I’m not great with theoretical questions, but basically, you need to live below your means and save more than those around you. When you need cash, borrow against your hard assets if you can or use a systematic withdrawal plan—selling small, regular amounts while preserving their nominal value.
I know of that strategy, thanks for sharing 👌🏻 Trouble is, not only do we save more than most people are able to but my wife and I have a household income roughly 2.5x the median in our country and we still have an incredibly hard time getting ahead in any way. I guess since neither of us was born into wealth and neither of us is a one-in-a-million super-genius, we're just doomed to stay lower-middle-class tenants forever 😅
Ebrybody here has countless contact points with merchants everyday. When was the last time you asked someone if they would accept Bitcoin or Monero? When was the last time you used your credit card? See. Being middle class is a choice and everything starts with courage. That's also why Monero people are encouraging all CEX to delist it. They know that where we are going, we don't need CEX. It's pure fear that speaks through you when you think exchanging back to fiat natters. Put a thousand fiat tokens into XMR, make itva daily habit to ask people if they accept it Luke a crazy person and enjoy becoming upper class. Not because someone like Wallstreet with the NGU fiat printer made it happen, but you yourself. Please don't tell me you are a Bitxoin maxi. It's really the lower middle classes theme to make them be appreciated more by society without putting in any work of your own. Tell me how it went in 10 years!

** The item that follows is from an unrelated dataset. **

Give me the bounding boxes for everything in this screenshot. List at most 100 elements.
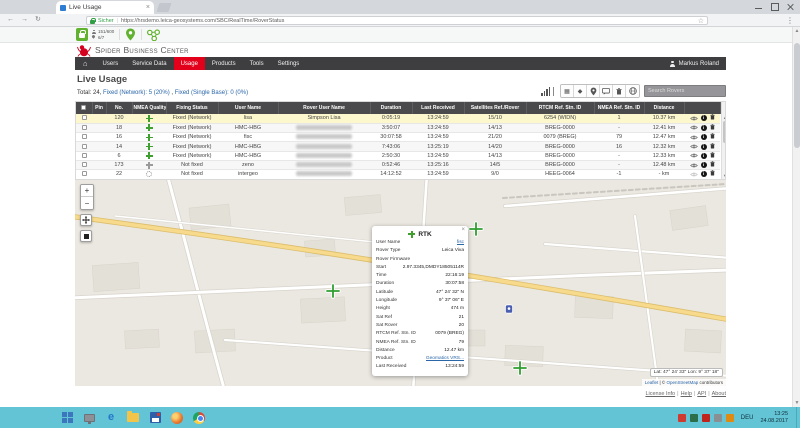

They will tax your known BTC to keep you small. No one will save you but your own courageous decisions (and they may seem, probably are risky)

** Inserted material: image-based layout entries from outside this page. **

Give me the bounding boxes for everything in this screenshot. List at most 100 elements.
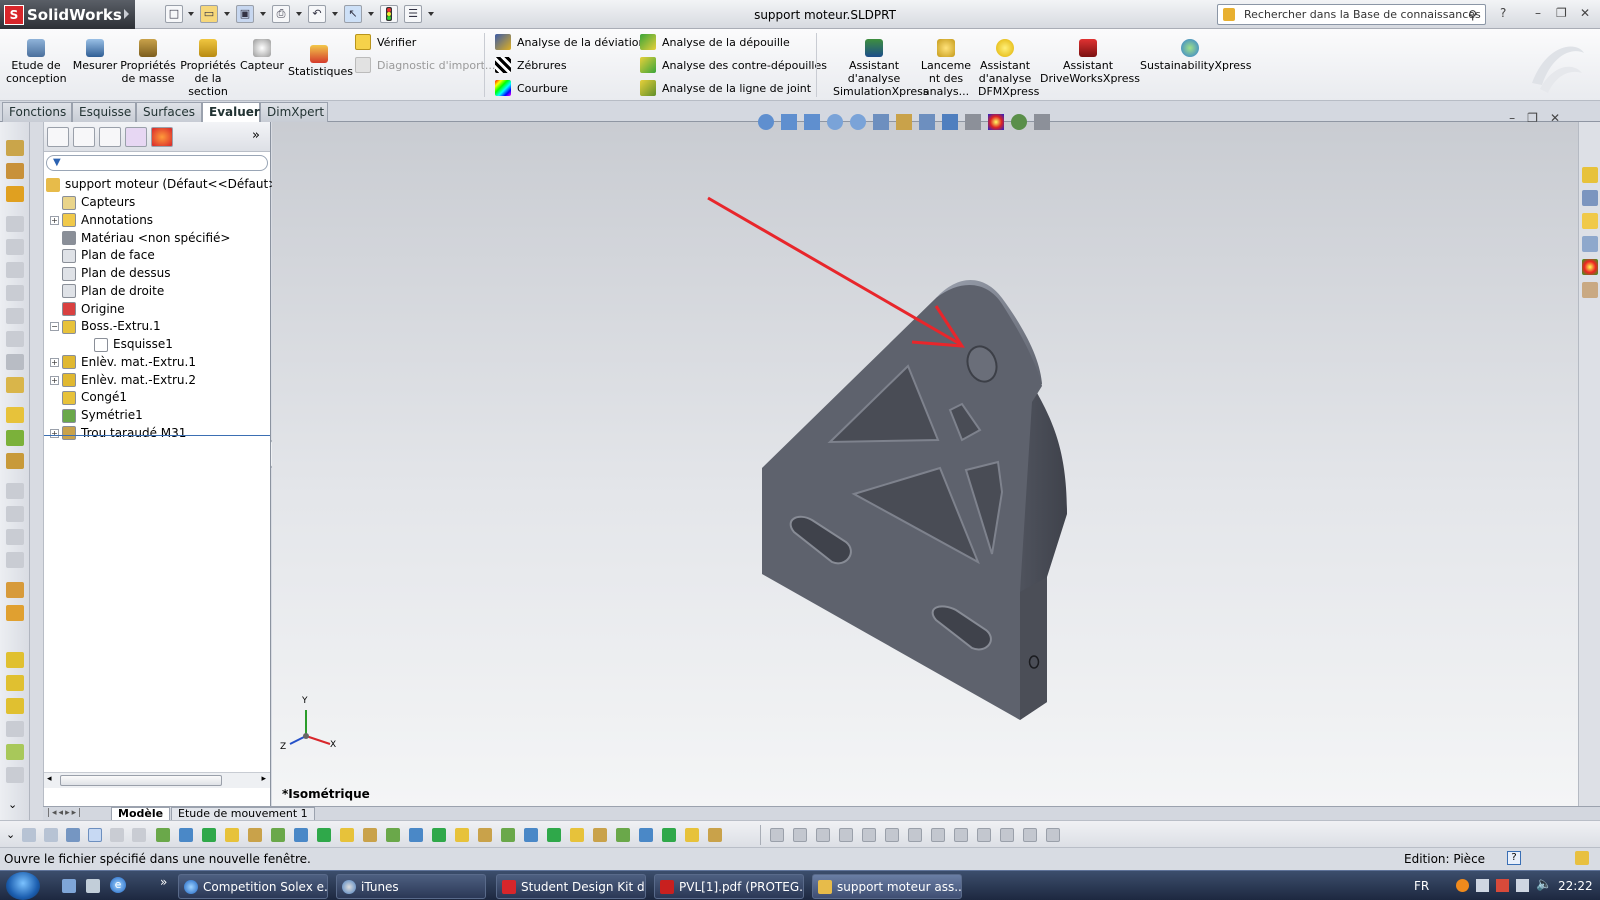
- design-library-icon[interactable]: [1582, 190, 1598, 206]
- print-icon[interactable]: ⎙: [272, 5, 290, 23]
- tree-item[interactable]: Plan de face: [50, 246, 155, 264]
- circular-pattern-icon[interactable]: [6, 529, 24, 545]
- filter-center-marks-icon[interactable]: [386, 828, 400, 842]
- filter-vertices-icon[interactable]: [156, 828, 170, 842]
- horizontal-scrollbar[interactable]: ◂ ▸: [44, 772, 270, 788]
- chamfer-sketch-icon[interactable]: [931, 828, 945, 842]
- select-pointer-icon[interactable]: ↖: [344, 5, 362, 23]
- sustainabilityxpress-button[interactable]: SustainabilityXpress: [1140, 39, 1252, 72]
- box-select-icon[interactable]: [132, 828, 146, 842]
- deviation-analysis-button[interactable]: Analyse de la déviation: [495, 34, 645, 50]
- view-palette-icon[interactable]: [1582, 236, 1598, 252]
- taskbar-button-student-design-kit[interactable]: Student Design Kit d...: [496, 874, 646, 899]
- filter-toggle-icon[interactable]: [66, 828, 80, 842]
- help-icon[interactable]: ?: [1500, 6, 1506, 20]
- section-properties-button[interactable]: Propriétés de la section: [180, 39, 236, 98]
- dimxpert-manager-tab-icon[interactable]: [125, 127, 147, 147]
- tree-item[interactable]: + Annotations: [50, 211, 153, 229]
- minimize-icon[interactable]: –: [1535, 6, 1541, 20]
- taskbar-button-itunes[interactable]: iTunes: [336, 874, 486, 899]
- tree-filter-input[interactable]: ▼: [46, 155, 268, 171]
- filter-axes-icon[interactable]: [271, 828, 285, 842]
- line-icon[interactable]: [816, 828, 830, 842]
- display-manager-tab-icon[interactable]: [151, 127, 173, 147]
- rollback-bar[interactable]: [44, 435, 270, 436]
- filter-blocks-icon[interactable]: [593, 828, 607, 842]
- cut-icon[interactable]: [6, 239, 24, 255]
- options-icon[interactable]: ☰: [404, 5, 422, 23]
- select-other-icon[interactable]: [110, 828, 124, 842]
- scroll-right-icon[interactable]: ▸: [261, 774, 266, 784]
- save-icon[interactable]: ▣: [236, 5, 254, 23]
- expand-node-icon[interactable]: +: [50, 375, 59, 385]
- tab-fonctions[interactable]: Fonctions: [2, 102, 72, 122]
- tree-item[interactable]: Plan de dessus: [50, 264, 171, 282]
- taskbar-button-pdf[interactable]: PVL[1].pdf (PROTEG...: [654, 874, 804, 899]
- tree-item[interactable]: Capteurs: [50, 193, 135, 211]
- selection-filter-icon[interactable]: [22, 828, 36, 842]
- configuration-manager-tab-icon[interactable]: [99, 127, 121, 147]
- file-explorer-icon[interactable]: [1582, 213, 1598, 229]
- security-center-icon[interactable]: [1496, 879, 1509, 892]
- filter-surface-bodies-icon[interactable]: [225, 828, 239, 842]
- scrollbar-thumb[interactable]: [60, 775, 222, 786]
- quicklaunch-overflow-icon[interactable]: »: [160, 875, 167, 889]
- curves-icon[interactable]: [6, 605, 24, 621]
- filter-midpoints-icon[interactable]: [363, 828, 377, 842]
- tree-root-part[interactable]: support moteur (Défaut<<Défaut>_Et: [46, 175, 297, 193]
- chevron-down-icon[interactable]: [428, 12, 434, 16]
- filter-edges-icon[interactable]: [179, 828, 193, 842]
- circle-icon[interactable]: [793, 828, 807, 842]
- internet-explorer-icon[interactable]: e: [110, 877, 126, 893]
- instant3d-icon[interactable]: [6, 698, 24, 714]
- measure-button[interactable]: Mesurer: [72, 39, 118, 72]
- chevron-down-icon[interactable]: [224, 12, 230, 16]
- clock[interactable]: 22:22: [1558, 879, 1593, 893]
- sweep-cut-icon[interactable]: [6, 285, 24, 301]
- filter-routing-points-icon[interactable]: [685, 828, 699, 842]
- loft-cut-icon[interactable]: [6, 308, 24, 324]
- flowxpress-button[interactable]: Lanceme nt des analys...: [920, 39, 972, 98]
- taskbar-button-support-moteur[interactable]: support moteur ass...: [812, 874, 962, 899]
- filter-connection-points-icon[interactable]: [662, 828, 676, 842]
- search-icon[interactable]: ⚲: [1468, 8, 1477, 22]
- tree-item[interactable]: − Boss.-Extru.1: [50, 317, 161, 335]
- chevron-down-icon[interactable]: [188, 12, 194, 16]
- filter-weld-icon[interactable]: [501, 828, 515, 842]
- show-desktop-icon[interactable]: [62, 879, 76, 893]
- new-document-icon[interactable]: □: [165, 5, 183, 23]
- filter-sketch-segments-icon[interactable]: [340, 828, 354, 842]
- start-button[interactable]: [6, 872, 40, 900]
- explorer-icon[interactable]: [86, 879, 100, 893]
- restore-icon[interactable]: ❐: [1556, 6, 1567, 20]
- open-folder-icon[interactable]: ▭: [200, 5, 218, 23]
- expand-node-icon[interactable]: +: [50, 428, 59, 438]
- collapse-node-icon[interactable]: −: [50, 322, 59, 332]
- point-icon[interactable]: [770, 828, 784, 842]
- tab-surfaces[interactable]: Surfaces: [136, 102, 202, 122]
- clear-filters-icon[interactable]: [44, 828, 58, 842]
- sensor-button[interactable]: Capteur: [238, 39, 286, 72]
- fillet-sketch-icon[interactable]: [908, 828, 922, 842]
- hole-wizard-icon[interactable]: [6, 552, 24, 568]
- part-model-render[interactable]: [272, 122, 1578, 806]
- expand-node-icon[interactable]: +: [50, 215, 59, 225]
- tab-scroll-arrows-icon[interactable]: |◂◂▸▸|: [47, 808, 83, 818]
- solidworks-resources-icon[interactable]: [1582, 167, 1598, 183]
- boundary-cut-icon[interactable]: [6, 331, 24, 347]
- undo-icon[interactable]: ↶: [308, 5, 326, 23]
- tree-item[interactable]: + Enlèv. mat.-Extru.2: [50, 371, 196, 389]
- help-status-icon[interactable]: ?: [1507, 851, 1521, 865]
- trim-icon[interactable]: [862, 828, 876, 842]
- driveworksxpress-button[interactable]: Assistant DriveWorksXpress: [1040, 39, 1140, 85]
- filter-cosmetic-thread-icon[interactable]: [547, 828, 561, 842]
- chevron-down-icon[interactable]: [260, 12, 266, 16]
- 3d-sketch-icon[interactable]: [6, 652, 24, 668]
- tree-item[interactable]: Matériau <non spécifié>: [50, 229, 230, 247]
- chevron-down-icon[interactable]: ⌄: [8, 798, 17, 811]
- expand-panel-icon[interactable]: »: [252, 128, 260, 143]
- filter-dimensions-icon[interactable]: [409, 828, 423, 842]
- angle-icon[interactable]: [1046, 828, 1060, 842]
- close-icon[interactable]: ✕: [1580, 6, 1590, 20]
- corner-icon[interactable]: [977, 828, 991, 842]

That's why you go dark. Monero is not a free choice. It's an invaluable protection shield for those on the front lines. If you think you have no need for it, it's because you are really just a mediocre bystander claiming to be a Bitcoin maxi taking on the state while paying taxes even [sic!] on their BTC gains to the attackers.

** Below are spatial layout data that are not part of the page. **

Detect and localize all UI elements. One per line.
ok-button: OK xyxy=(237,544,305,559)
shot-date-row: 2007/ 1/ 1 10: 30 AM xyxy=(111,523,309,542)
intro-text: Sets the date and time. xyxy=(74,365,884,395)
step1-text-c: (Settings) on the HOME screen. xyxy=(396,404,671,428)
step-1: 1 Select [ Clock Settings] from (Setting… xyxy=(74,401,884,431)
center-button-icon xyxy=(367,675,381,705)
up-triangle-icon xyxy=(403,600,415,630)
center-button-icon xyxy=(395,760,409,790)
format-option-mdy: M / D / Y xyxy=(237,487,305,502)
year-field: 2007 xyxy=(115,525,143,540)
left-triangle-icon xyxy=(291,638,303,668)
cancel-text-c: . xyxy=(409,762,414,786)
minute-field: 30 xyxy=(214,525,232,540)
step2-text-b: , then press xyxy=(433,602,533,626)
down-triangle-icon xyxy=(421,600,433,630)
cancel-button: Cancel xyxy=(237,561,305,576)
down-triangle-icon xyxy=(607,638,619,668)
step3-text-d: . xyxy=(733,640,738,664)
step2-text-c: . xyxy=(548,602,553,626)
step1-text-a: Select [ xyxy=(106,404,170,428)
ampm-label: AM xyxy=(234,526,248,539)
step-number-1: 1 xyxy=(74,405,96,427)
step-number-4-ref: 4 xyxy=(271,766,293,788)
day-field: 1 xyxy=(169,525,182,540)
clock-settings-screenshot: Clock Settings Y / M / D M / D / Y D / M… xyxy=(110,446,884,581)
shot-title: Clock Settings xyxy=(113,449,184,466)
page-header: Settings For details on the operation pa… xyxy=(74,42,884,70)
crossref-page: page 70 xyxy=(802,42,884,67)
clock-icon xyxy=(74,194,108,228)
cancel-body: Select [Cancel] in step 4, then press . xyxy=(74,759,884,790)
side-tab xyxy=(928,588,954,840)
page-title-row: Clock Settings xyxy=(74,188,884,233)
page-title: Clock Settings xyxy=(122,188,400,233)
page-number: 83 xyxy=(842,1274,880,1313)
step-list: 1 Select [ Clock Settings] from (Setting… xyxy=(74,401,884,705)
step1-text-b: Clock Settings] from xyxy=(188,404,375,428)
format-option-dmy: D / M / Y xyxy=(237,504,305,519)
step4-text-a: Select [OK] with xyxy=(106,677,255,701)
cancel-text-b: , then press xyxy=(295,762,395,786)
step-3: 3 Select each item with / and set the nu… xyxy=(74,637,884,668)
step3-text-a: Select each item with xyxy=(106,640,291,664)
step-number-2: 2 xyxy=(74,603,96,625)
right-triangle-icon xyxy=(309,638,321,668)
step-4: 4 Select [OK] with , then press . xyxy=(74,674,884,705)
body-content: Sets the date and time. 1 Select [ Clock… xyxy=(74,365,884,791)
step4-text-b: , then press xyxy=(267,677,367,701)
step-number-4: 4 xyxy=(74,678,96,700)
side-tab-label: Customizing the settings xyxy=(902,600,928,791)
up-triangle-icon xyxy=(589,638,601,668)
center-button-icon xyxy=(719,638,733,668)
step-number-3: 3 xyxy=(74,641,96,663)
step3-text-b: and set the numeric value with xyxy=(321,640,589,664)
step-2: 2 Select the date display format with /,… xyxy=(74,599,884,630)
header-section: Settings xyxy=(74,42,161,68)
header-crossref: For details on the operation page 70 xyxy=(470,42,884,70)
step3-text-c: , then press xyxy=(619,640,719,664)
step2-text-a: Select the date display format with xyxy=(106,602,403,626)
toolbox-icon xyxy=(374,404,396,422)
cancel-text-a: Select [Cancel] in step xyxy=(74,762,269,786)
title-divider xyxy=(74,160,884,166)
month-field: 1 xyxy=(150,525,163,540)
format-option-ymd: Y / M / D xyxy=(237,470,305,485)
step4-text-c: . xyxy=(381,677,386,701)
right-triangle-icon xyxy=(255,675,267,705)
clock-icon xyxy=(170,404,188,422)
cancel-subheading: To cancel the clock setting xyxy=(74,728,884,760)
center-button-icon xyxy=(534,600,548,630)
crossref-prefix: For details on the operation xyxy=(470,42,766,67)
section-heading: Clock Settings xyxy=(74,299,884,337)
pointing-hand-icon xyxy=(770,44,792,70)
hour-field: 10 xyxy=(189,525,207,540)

If you still get your salary from the fiat war machine you are not feeding your family and community - you are sacrificing them. Mostly over the little insecurities that would show up as soon as you decided for your family to go the other more harsh road.
OmniBitcoin's avatar
OmniBitcoin 2 months ago
Excellent article. Prior to 1971 was there even a need for CPI or was gold just a stable measure? Something you could get paid in and the average person didn't question it's value or denomination because it would simply retain value. Now I feel like people are waking up to the debasement but it's decades too late and the thieves are already sailing away on their mega yachts.
I’m in a similar situation and find it hard to relate to the typical bitcoiner lifestyle that many here seem to enjoy. I think I’ve found a way forward, though. It involves trading, so I understand it’s not for everyone, but it’s been a real game changer for me. That’s actually why I’m here on Nostr with this new account—I want to share my method with lower-middle-class tenants who might benefit from it.
They confiscated all Americans' gold in 1933. From '33 to '71 only foreign central banks could trade dollars for gold. In the mid-1960s they repudiated silver certificates and removed silver from our coins.